I think we can all admit that most college football coaches don’t have much loyalty when it comes to their schools. Most of them are more than happy to pick up and leave if a better job becomes available. However, among the few exceptions are those who became coaches at their alma mater. There’s no greater pressure in coaching than being at your alma mater and no greater joy than winning at your alma mater. Thus, we decided to check out some of the best coaches who are now leading the school where they once played.

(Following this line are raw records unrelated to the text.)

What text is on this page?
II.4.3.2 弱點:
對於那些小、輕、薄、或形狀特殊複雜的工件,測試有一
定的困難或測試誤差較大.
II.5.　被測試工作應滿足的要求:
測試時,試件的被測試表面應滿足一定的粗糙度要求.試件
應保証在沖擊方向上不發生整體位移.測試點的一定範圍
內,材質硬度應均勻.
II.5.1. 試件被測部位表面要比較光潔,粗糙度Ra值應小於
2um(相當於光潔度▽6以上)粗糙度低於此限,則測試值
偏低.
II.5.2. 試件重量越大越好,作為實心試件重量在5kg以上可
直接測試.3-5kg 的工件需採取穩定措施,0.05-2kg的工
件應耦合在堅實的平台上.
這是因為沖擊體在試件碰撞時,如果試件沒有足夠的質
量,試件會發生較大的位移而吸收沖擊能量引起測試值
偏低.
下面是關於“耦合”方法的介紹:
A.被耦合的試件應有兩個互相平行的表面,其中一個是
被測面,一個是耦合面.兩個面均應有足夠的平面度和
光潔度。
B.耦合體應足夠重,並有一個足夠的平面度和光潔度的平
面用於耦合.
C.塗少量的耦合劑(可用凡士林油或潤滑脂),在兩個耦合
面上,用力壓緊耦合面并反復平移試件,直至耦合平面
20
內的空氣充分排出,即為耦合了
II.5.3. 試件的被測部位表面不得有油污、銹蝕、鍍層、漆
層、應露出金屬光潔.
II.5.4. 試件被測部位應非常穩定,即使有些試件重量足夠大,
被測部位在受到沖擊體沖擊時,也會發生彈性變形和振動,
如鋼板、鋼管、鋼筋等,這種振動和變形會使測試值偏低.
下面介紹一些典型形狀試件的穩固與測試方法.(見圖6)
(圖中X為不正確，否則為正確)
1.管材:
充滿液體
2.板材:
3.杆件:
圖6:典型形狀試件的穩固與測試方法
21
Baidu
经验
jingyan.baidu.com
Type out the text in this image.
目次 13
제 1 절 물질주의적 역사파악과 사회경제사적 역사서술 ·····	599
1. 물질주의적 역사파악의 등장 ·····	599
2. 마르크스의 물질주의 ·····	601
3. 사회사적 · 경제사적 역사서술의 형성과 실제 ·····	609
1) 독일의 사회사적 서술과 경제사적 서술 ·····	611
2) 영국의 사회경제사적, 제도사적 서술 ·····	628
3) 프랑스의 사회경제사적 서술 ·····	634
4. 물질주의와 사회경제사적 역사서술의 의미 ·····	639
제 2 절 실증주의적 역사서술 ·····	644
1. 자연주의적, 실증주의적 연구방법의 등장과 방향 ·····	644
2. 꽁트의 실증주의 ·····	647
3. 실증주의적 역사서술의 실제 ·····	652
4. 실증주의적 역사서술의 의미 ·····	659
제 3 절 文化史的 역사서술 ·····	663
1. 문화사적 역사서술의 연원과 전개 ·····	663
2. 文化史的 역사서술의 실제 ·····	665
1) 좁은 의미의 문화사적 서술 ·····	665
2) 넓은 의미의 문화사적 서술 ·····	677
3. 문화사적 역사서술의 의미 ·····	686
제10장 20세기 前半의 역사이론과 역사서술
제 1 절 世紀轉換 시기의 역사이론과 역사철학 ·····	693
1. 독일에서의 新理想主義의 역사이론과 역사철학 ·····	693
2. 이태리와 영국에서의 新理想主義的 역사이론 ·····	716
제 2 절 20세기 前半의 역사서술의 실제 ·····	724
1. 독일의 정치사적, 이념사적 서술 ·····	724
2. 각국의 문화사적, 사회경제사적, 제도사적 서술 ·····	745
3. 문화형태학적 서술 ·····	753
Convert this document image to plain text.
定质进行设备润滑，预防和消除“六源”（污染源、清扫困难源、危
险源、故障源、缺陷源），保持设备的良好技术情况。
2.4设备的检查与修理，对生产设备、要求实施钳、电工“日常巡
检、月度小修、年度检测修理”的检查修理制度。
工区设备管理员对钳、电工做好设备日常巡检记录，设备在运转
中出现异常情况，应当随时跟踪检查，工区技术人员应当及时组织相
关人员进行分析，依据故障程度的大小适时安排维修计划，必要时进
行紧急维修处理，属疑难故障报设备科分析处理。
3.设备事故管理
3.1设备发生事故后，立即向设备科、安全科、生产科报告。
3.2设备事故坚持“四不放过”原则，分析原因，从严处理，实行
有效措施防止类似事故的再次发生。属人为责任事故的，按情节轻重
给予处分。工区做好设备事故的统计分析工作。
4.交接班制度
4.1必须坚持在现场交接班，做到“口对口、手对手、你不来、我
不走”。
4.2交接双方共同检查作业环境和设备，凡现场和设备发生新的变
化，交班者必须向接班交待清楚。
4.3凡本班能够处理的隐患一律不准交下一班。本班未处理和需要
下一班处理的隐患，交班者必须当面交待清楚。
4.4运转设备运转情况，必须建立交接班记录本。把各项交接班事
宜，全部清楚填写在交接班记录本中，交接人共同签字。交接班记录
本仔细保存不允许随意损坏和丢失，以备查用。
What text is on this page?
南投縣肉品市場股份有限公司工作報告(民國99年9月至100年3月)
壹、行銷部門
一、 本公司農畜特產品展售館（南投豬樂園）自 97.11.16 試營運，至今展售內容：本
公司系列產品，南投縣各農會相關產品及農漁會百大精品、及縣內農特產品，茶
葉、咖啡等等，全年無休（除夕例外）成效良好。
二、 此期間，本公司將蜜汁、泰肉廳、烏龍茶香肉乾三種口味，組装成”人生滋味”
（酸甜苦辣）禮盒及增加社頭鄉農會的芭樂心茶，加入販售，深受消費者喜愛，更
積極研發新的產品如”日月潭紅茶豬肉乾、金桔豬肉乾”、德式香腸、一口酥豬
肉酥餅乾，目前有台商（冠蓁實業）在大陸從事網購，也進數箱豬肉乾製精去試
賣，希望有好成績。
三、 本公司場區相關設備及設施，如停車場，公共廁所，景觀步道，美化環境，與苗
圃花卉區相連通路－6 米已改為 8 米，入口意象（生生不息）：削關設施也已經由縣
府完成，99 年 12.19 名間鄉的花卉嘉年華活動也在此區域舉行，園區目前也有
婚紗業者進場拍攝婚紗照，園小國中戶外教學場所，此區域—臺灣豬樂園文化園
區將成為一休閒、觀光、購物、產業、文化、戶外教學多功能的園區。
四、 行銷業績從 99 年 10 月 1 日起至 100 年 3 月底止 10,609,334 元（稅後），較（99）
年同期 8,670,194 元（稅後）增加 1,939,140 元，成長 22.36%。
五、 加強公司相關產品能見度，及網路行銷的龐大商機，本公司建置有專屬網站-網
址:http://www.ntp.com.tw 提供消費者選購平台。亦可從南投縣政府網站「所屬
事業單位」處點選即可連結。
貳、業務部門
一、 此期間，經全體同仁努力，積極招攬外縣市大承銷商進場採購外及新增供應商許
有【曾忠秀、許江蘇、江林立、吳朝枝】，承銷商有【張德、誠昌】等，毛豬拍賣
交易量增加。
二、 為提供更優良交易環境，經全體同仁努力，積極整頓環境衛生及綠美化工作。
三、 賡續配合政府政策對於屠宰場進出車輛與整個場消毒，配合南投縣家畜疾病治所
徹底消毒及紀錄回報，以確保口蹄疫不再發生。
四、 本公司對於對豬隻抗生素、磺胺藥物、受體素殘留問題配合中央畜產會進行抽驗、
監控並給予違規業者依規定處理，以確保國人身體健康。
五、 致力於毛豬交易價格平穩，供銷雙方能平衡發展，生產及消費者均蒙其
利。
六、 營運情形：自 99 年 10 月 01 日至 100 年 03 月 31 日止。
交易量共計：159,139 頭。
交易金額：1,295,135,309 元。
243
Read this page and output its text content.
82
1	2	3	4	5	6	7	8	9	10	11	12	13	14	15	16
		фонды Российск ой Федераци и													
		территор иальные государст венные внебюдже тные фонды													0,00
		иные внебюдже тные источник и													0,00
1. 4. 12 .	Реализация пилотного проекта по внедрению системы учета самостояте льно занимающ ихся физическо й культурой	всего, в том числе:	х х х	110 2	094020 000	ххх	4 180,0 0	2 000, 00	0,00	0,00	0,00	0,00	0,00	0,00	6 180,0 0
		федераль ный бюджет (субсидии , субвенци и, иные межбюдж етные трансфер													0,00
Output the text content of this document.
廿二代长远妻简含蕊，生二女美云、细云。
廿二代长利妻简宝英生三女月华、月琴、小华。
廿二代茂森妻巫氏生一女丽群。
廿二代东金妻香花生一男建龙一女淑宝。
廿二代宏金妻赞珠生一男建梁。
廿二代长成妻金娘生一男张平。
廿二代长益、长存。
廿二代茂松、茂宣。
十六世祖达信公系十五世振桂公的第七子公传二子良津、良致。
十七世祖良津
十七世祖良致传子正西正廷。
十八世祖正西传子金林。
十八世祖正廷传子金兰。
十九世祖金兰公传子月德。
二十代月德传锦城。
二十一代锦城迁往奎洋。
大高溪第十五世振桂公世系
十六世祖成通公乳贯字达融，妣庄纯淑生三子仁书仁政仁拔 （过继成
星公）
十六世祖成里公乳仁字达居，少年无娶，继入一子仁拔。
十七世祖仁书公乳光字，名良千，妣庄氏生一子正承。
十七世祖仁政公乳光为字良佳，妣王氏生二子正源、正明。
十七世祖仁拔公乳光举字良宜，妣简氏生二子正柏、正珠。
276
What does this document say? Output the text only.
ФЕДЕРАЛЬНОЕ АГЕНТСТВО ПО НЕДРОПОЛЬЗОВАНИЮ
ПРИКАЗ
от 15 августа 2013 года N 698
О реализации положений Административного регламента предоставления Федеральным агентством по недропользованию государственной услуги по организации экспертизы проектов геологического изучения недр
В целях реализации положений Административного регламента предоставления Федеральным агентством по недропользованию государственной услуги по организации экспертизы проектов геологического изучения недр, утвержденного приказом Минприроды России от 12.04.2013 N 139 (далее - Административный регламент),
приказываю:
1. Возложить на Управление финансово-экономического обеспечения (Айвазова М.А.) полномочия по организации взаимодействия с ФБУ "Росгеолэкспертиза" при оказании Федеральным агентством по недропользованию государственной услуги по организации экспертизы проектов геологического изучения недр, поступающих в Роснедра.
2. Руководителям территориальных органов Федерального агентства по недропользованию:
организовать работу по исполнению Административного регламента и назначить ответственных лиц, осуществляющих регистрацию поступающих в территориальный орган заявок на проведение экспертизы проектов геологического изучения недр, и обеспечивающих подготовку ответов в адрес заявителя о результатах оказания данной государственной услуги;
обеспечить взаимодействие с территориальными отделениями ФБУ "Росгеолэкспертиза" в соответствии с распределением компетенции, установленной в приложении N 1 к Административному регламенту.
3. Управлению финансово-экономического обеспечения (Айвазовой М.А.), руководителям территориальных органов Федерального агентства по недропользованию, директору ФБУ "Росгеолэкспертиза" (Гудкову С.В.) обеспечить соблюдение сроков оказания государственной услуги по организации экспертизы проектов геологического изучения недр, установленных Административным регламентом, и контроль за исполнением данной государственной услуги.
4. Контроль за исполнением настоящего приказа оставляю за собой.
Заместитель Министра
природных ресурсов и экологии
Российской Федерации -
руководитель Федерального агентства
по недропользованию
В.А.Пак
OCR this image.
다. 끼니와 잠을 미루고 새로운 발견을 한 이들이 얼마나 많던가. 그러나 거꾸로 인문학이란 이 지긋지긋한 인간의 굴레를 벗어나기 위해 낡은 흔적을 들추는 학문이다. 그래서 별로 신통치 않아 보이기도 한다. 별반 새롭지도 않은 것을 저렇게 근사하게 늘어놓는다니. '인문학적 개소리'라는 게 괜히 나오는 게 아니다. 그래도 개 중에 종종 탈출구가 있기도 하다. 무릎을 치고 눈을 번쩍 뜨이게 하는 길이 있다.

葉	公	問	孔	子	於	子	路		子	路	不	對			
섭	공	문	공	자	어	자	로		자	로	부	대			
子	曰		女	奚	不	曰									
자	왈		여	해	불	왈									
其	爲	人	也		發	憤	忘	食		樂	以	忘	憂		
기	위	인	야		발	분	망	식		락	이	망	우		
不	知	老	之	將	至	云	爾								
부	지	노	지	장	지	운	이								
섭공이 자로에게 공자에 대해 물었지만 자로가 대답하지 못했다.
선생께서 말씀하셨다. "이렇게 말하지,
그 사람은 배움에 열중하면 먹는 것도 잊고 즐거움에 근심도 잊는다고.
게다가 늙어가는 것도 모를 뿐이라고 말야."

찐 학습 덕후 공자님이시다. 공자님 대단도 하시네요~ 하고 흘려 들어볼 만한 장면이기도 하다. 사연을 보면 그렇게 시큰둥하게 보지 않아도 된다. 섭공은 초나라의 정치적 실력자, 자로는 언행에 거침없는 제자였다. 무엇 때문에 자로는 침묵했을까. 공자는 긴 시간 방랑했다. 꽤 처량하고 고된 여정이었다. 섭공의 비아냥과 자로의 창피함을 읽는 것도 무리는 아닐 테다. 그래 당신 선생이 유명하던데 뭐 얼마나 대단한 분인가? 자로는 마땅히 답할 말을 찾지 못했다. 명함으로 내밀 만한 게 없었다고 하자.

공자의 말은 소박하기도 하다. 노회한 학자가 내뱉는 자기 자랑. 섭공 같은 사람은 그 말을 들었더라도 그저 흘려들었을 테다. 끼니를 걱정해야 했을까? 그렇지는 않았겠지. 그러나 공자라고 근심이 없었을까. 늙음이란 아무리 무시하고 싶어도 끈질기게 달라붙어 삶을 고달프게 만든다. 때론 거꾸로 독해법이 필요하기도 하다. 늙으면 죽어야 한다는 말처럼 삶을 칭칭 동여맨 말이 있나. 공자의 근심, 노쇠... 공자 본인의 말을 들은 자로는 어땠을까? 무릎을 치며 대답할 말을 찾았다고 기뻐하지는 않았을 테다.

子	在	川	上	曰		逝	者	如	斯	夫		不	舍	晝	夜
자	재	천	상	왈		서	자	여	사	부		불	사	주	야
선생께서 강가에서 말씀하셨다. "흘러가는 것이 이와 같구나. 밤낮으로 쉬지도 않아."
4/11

Mike Gundy, Oklahoma State
Ever why Gundy has stayed at Oklahoma State for so long? Well, it’s because it’s his alma mater. He was the starting quarterback for most of his four seasons, finishing his career with 49 touchdown passes and nearly 8,000 passing yards. He left as the all-time leading passer in school history and Big Eight history.
He’s now approaching two decades as the OSU head coach, taking the Cowboys to a bowl game in nearly every season. While he hasn’t reached the same level as Oklahoma or Texas, he’s made Oklahoma State one of the Big 12’s most consistent programs.
Pat Fitzgerald, Northwestern
Fitzgerald played for the Wildcats when they went 10-1 in 1995 and earned an improbable trip to the Rose Bowl. He was also the Big Ten Defensive Players of the Year twice. However, he’s done far more for Northwestern as a coach. He’s cultivated a successful and consistent football program at a school where academics are not sacrificed for the sake of athletics.
He’s made the Wildcats a perennial bowl participant and a team that nobody is surprised to see in the top-25, which is an amazing accomplishment at Northwestern.
Paul Chryst, Wisconsin
Chryst was nothing special as a player, but he’s taken the Badgers to another level since taking over at his alma mater in 2015. Wisconsin has become the team to beat in the Big Ten West and is getting accustomed to playing in major bowl games and being a top-10 team.
The Badgers haven’t quite reached the level of being a serious national championship contender year after year, but Chryst is certainly building toward making that happen.
Kirby Smart, Georgia
Unlike most SEC coaches, Smart was an all-conference player in the league as a player. As a defensive back, he snagged four career interceptions for the Bulldogs. Since taking over as the head coach at his alma mater, he’s made Georgia one of the nation’s elite programs.
The Bulldogs have come painfully close to winning the national championship and Smart is poised to do that at his alma mater sooner or later.
David Shaw, Stanford
Few college coaches have as difficult of a job as Shaw. However, he’s motivated to succeed because he coaches at the school where he was a three-sport athlete.
While he had the fortune of following Jim Harbaugh’s success at Stanford, Shaw kept the Cardinal as a top-20 program and perennial Pac-12 contender for nearly a decade after taking over as head coach. That’s not easy to do at Stanford by any stretch of the imagination.